Mas, com o início de julho, a situação pareceu mudar. Entrava em circulação uma nova moeda no país, fruto do Plano Real, que prometia resolver a situação inflacionária do país. Era mês de Copa do Mundo. Apesar da euforia que sempre se instala no brasileiro quando o assunto é Copa, o desânimo criado por tantos maus eventos respingou na torcida pela seleção. Era difícil acreditar que, após 24 anos sem ganhar o título e naquele triste 1994, o Brasil conseguiria conquistar o tetracampeonato.

Assim, desacreditada por muitos, a seleção avançou na competição, chegando à final contra a Itália. A ida para os pênaltis quase anunciava que o título não viria. Então, surgiu Baggio e sua cobrança para fora do gol. E com ela, as lágrimas dos jogadores, os pulos de campeão que preencheram as telas e os gritos de “É TETRA!” que puderam sair dos peitos dos torcedores brasileiros, mesmo dos mais descrentes. Há 25 anos atrás, o Brasil era, finalmente, tetracampeão mundial de futebol.

 

Desconfiança desde a convocação

Conhecida por seu futebol encantador, a seleção brasileira vinha de três decepções nas últimas Copas: em 1982 e 1986 o time, que contava com Zico e companhia, havia brilhado, mas fora eliminado nas quartas de final em ambas as situações; em 1990, o nível de jogo da seleção já não encantou tanto, e culminou na eliminação diante da Argentina de Maradona, nas oitavas de final.

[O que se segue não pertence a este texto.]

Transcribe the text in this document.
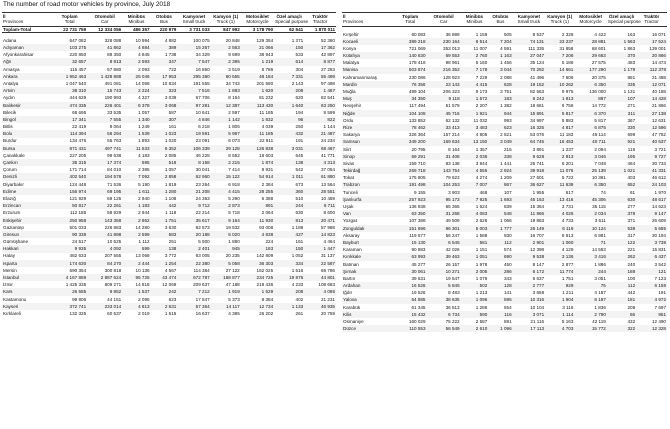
The number of road motor vehicles by province, July 2018
İl	Toplam	Otomobil	Minibüs	Otobüs	Kamyonet	Kamyon (1)	Motosiklet	Özel amaçlı	Traktör
Provinces	Total	Car	Minibus	Bus	Small truck	Truck (1)	Motorcycle	Special purpose	Tractor
Toplam-Total	22 731 759	12 334 056	486 357	220 979	3 731 033	847 992	3 178 790	62 541	1 870 011

Adana	647 082	328 088	10 994	4 882	100 075	20 848	129 354	1 371	52 360
Adıyaman	103 275	41 862	4 684	389	15 267	2 563	21 066	150	17 362
Afyonkarahisar	220 850	88 350	4 845	1 738	34 329	9 699	38 943	533	42 897
Ağrı	32 657	8 913	2 593	347	7 547	2 395	1 219	614	8 877
Amasya	115 457	57 880	2 093	722	16 850	3 519	6 786	304	27 283
Ankara	1 952 463	1 428 888	25 046	17 953	295 380	60 555	48 184	7 331	55 499
Antalya	1 047 540	491 081	14 058	10 834	191 555	34 743	201 580	2 143	97 498
Artvin	38 310	15 743	2 224	323	7 516	1 883	1 620	208	1 467
Aydın	444 629	190 993	4 327	3 039	67 706	8 164	81 232	620	82 541
Balıkesir	474 335	226 401	6 378	3 068	97 281	12 387	113 430	1 640	63 250
Bilecik	68 695	33 535	1 057	587	10 641	2 597	11 185	194	8 599
Bingöl	17 341	7 555	1 340	307	4 846	1 142	1 832	96	822
Bitlis	22 419	8 064	1 249	161	6 218	1 805	4 039	250	1 144
Bolu	114 394	56 294	1 539	1 023	19 591	5 987	11 185	432	21 487
Burdur	134 476	55 763	1 893	1 020	23 091	6 073	22 911	191	24 234
Bursa	871 431	497 741	11 533	6 352	106 339	29 128	126 838	3 031	68 467
Çanakkale	227 205	99 638	4 183	2 085	46 228	8 552	18 603	645	41 771
Çankırı	35 315	17 374	595	518	8 158	2 215	1 874	138	4 313
Çorum	171 714	84 010	2 385	1 057	30 041	7 414	8 931	542	37 054
Denizli	402 540	194 578	7 092	2 858	62 960	15 122	54 914	1 011	61 880
Diyarbakır	124 448	71 536	5 190	1 819	23 264	6 918	2 384	673	13 564
Edirne	156 974	69 195	1 611	1 280	21 208	4 415	28 255	360	28 551
Elazığ	121 929	69 125	2 940	1 108	24 353	5 290	6 388	510	10 459
Erzincan	50 817	22 261	1 183	442	9 712	2 873	891	244	6 711
Erzurum	112 185	58 929	2 944	1 118	22 214	5 718	2 064	630	8 600
Eskişehir	250 958	143 358	2 862	1 751	35 617	9 164	11 930	813	20 471
Gaziantep	501 033	226 883	14 280	3 630	82 573	19 532	93 008	1 189	57 988
Giresun	90 338	41 898	2 599	583	20 188	5 020	4 838	427	14 823
Gümüşhane	24 517	10 525	1 112	251	5 900	1 880	224	161	4 464
Hakkari	9 935	4 092	599	138	2 401	945	163	150	1 447
Hatay	482 633	207 555	13 068	3 772	63 005	20 235	142 809	1 052	31 137
Isparta	174 630	84 270	2 444	1 254	22 380	5 058	36 303	334	22 587
Mersin	690 354	300 818	10 136	4 567	114 384	27 122	162 025	1 516	69 786
İstanbul	4 167 889	2 887 624	95 725	43 474	672 787	168 877	234 725	19 876	44 801
İzmir	1 425 335	809 271	14 818	12 069	209 637	47 188	219 436	4 233	108 683
Kars	26 585	9 852	1 537	242	7 212	1 919	1 529	208	4 086
Kastamonu	99 806	44 151	2 095	623	17 547	5 373	8 384	402	21 231
Kayseri	372 741	233 014	4 813	2 631	57 364	14 117	12 734	1 133	46 935
Kırklareli	132 325	60 537	2 019	1 515	16 637	4 395	26 202	261	20 759
İl	Toplam	Otomobil	Minibüs	Otobüs	Kamyonet	Kamyon (1)	Motosiklet	Özel amaçlı	Traktör
Provinces	Total	Car	Minibus	Bus	Small truck	Truck (1)	Motorcycle	Special purpose	Tractor

Kırşehir	60 083	36 889	1 159	505	8 537	2 328	4 422	163	16 071
Kocaeli	389 218	230 164	6 514	7 204	74 131	23 237	28 881	1 563	17 524
Konya	721 069	353 013	11 007	4 591	111 335	31 658	68 601	1 863	139 001
Kütahya	140 630	69 553	2 760	1 163	27 047	7 206	29 663	370	20 866
Malatya	178 418	98 961	5 160	1 456	35 124	5 186	27 575	483	14 473
Manisa	503 874	216 352	7 178	3 044	70 292	14 661	177 290	1 179	112 378
Kahramanmaraş	230 086	128 923	7 229	2 088	41 496	7 606	20 375	881	21 488
Mardin	76 356	23 143	4 415	628	19 152	10 262	6 350	335	12 071
Muğla	489 104	206 323	9 173	3 751	82 563	9 975	136 000	1 131	40 188
Muş	34 350	9 118	1 572	183	6 242	1 813	887	107	14 428
Nevşehir	117 494	51 579	2 207	1 382	18 661	6 756	14 772	271	21 866
Niğde	104 108	45 716	1 921	944	15 891	5 817	6 370	311	27 138
Ordu	133 852	62 132	11 032	993	34 997	5 883	5 817	367	12 631
Rize	78 462	33 413	3 483	623	16 325	4 817	6 875	330	12 596
Sakarya	326 364	157 214	4 805	2 521	53 076	11 183	45 114	699	47 752
Samsun	349 200	169 634	13 150	3 049	64 745	16 453	40 711	921	40 537
Siirt	20 795	8 164	1 357	215	3 891	1 237	2 094	116	3 721
Sinop	59 291	31 408	2 036	338	9 628	2 913	3 046	195	9 727
Sivas	159 710	83 138	3 944	1 441	26 741	6 201	7 048	464	30 733
Tekirdağ	269 718	143 754	4 555	2 924	39 918	11 076	25 139	1 021	41 331
Tokat	175 805	79 623	4 274	1 209	27 601	5 722	10 361	403	46 612
Trabzon	191 498	104 253	7 007	867	36 627	11 639	6 350	652	24 103
Tunceli	9 155	3 903	468	107	1 955	617	74	61	1 970
Şanlıurfa	257 923	95 173	7 925	1 693	45 163	13 416	45 306	630	48 617
Uşak	136 938	65 365	1 624	839	15 364	3 731	35 115	277	14 623
Van	63 350	31 268	4 083	548	11 866	4 026	2 034	378	9 147
Yozgat	107 388	49 509	2 626	1 066	19 863	4 733	3 611	371	26 609
Zonguldak	151 696	96 301	5 003	1 777	26 149	6 119	10 124	538	5 685
Aksaray	119 577	56 247	1 588	930	16 707	6 613	6 981	317	30 194
Bayburt	15 130	6 545	581	112	2 901	1 060	71	122	3 738
Karaman	90 883	42 026	1 151	574	12 398	4 129	14 553	221	15 831
Kırıkkale	63 993	39 463	1 051	690	9 538	3 136	3 416	262	6 437
Batman	45 277	26 157	1 978	450	8 147	2 877	1 886	240	3 542
Şırnak	30 061	10 271	2 005	286	6 172	11 774	244	188	121
Bartın	39 631	19 547	1 079	343	6 637	1 751	3 051	100	7 123
Ardahan	16 526	5 845	502	128	2 777	929	75	112	6 158
Iğdır	19 526	8 483	1 213	141	3 658	1 211	4 187	442	191
Yalova	64 885	38 635	1 096	595	10 316	1 904	8 187	181	4 972
Karabük	61 345	36 513	1 286	554	10 104	3 116	1 836	209	7 697
Kilis	15 432	6 734	590	116	3 071	1 114	2 790	66	951
Osmaniye	160 029	75 222	2 587	891	21 116	5 163	42 119	432	12 490
Düzce	110 553	56 549	2 610	1 096	17 113	4 703	15 772	322	12 328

A seleção de 94, então, estava vivendo sob a sombra do times anteriores e não conseguia convencer da mesma maneira: apresentava um jogo mais defensivo e menos criativo; com exceção de Romário, o elenco não contava com grandes estrelas, e ainda amargava algumas derrotas durante as eliminatórias, como o 2 a 0 contra a Bolívia. O cenário realmente não era favorável. 

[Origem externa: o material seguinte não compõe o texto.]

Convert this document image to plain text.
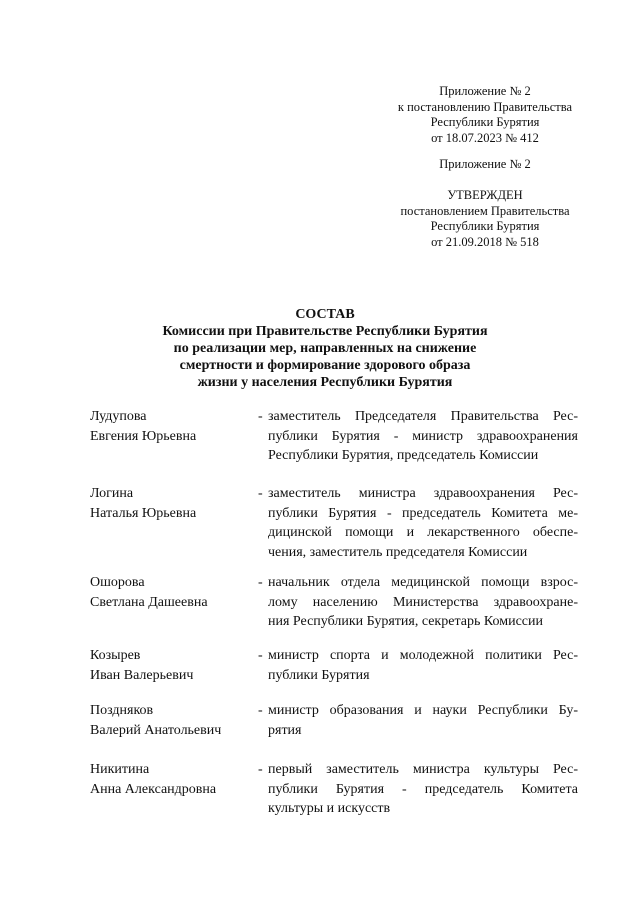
Приложение № 2
к постановлению Правительства
Республики Бурятия
от 18.07.2023 № 412
Приложение № 2
УТВЕРЖДЕН
постановлением Правительства
Республики Бурятия
от 21.09.2018 № 518
СОСТАВ
Комиссии при Правительстве Республики Бурятия
по реализации мер, направленных на снижение
смертности и формирование здорового образа
жизни у населения Республики Бурятия
Лудупова
Евгения Юрьевна
- заместитель Председателя Правительства Рес-
публики Бурятия - министр здравоохранения
Республики Бурятия, председатель Комиссии
Логина
Наталья Юрьевна
- заместитель министра здравоохранения Рес-
публики Бурятия - председатель Комитета ме-
дицинской помощи и лекарственного обеспе-
чения, заместитель председателя Комиссии
Ошорова
Светлана Дашеевна
- начальник отдела медицинской помощи взрос-
лому населению Министерства здравоохране-
ния Республики Бурятия, секретарь Комиссии
Козырев
Иван Валерьевич
- министр спорта и молодежной политики Рес-
публики Бурятия
Поздняков
Валерий Анатольевич
- министр образования и науки Республики Бу-
рятия
Никитина
Анна Александровна
- первый заместитель министра культуры Рес-
публики Бурятия - председатель Комитета
культуры и искусств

Mesmo assim, o técnico Carlos Alberto Parreira e seu assistente Zagallo apostaram em nomes como Taffarel, Dunga, Branco, Bebeto, Zinho e Raí para compor o time que embarcaria para o Mundial e surpreenderia a todos.

Parreira e Zagallo durante as eliminatórias em 1993 [Imagem: Arquivo LANCE!]
Além da falta de credibilidade da seleção canarinha, também chamava atenção o fato da Copa acontecer em um país como os Estados Unidos, sem grande tradição no futebol. Os norte-americanos tinham vencido países como Marrocos e o próprio Brasil na disputa por ser o país-sede, numa tentativa de popularizar em seu território o esporte que é paixão mundial. 

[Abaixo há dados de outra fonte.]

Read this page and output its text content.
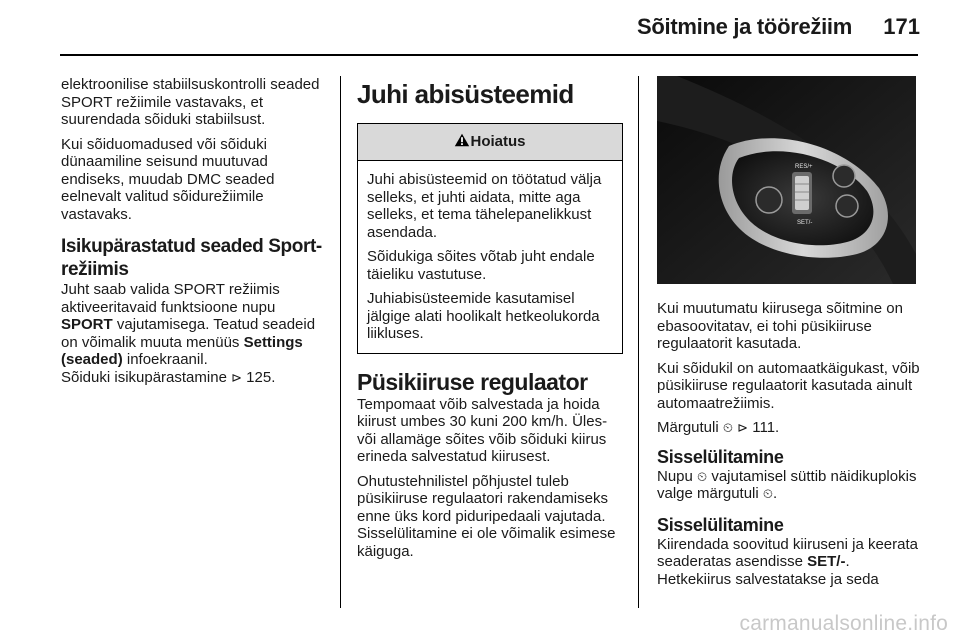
Sõitmine ja töörežiim	171

elektroonilise stabiilsuskontrolli seaded SPORT režiimile vastavaks, et suurendada sõiduki stabiilsust.

Kui sõiduomadused või sõiduki dünaamiline seisund muutuvad endiseks, muudab DMC seaded eelnevalt valitud sõidurežiimile vastavaks.

Isikupärastatud seaded Sport-režiimis

Juht saab valida SPORT režiimis aktiveeritavaid funktsioone nupu SPORT vajutamisega. Teatud seadeid on võimalik muuta menüüs Settings (seaded) infoekraanil.
Sõiduki isikupärastamine ⊳ 125.

Juhi abisüsteemid
Hoiatus

Juhi abisüsteemid on töötatud välja selleks, et juhti aidata, mitte aga selleks, et tema tähelepanelikkust asendada.

Sõidukiga sõites võtab juht endale täieliku vastutuse.

Juhiabisüsteemide kasutamisel jälgige alati hoolikalt hetkeolukorda liikluses.

Püsikiiruse regulaator

Tempomaat võib salvestada ja hoida kiirust umbes 30 kuni 200 km/h. Üles- või allamäge sõites võib sõiduki kiirus erineda salvestatud kiirusest.

Ohutustehnilistel põhjustel tuleb püsikiiruse regulaatori rakendamiseks enne üks kord piduripedaali vajutada.

Sisselülitamine ei ole võimalik esimese käiguga.

RES/+
SET/-

Kui muutumatu kiirusega sõitmine on ebasoovitatav, ei tohi püsikiiruse regulaatorit kasutada.

Kui sõidukil on automaatkäigukast, võib püsikiiruse regulaatorit kasutada ainult automaatrežiimis.

Märgutuli ⏲ ⊳ 111.

Sisselülitamine

Nupu ⏲ vajutamisel süttib näidikuplokis valge märgutuli ⏲.

Sisselülitamine

Kiirendada soovitud kiiruseni ja keerata seaderatas asendisse SET/-.
Hetkekiirus salvestatakse ja seda

carmanualsonline.info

Marcos Uchôa, jornalista da TV Globo que esteve na cobertura da Copa em 1994, disse  que os estadunidenses têm um visão diferente sobre o futebol: “[Para eles] é um esporte de classe média e também de latinos. Não tem a popularidade do beisebol, basquete e futebol americano. Em 94 era ainda pior. Me lembro de conversar com um grupo de jovens e eles confundirem o Maradona com a Madonna. E ele era, na época, o jogador mais famoso do mundo. Nunca tinham ouvido falar dele”. No entanto, o Mundial dos Estados Unidos surpreendeu, batendo recordes de público e audiência: 70 mil pessoas lotaram os estádios durante os jogos,  maior número registrado até aquele ano, e cerca de três bilhões de pessoas assistiram à competição pela televisão ao redor do mundo.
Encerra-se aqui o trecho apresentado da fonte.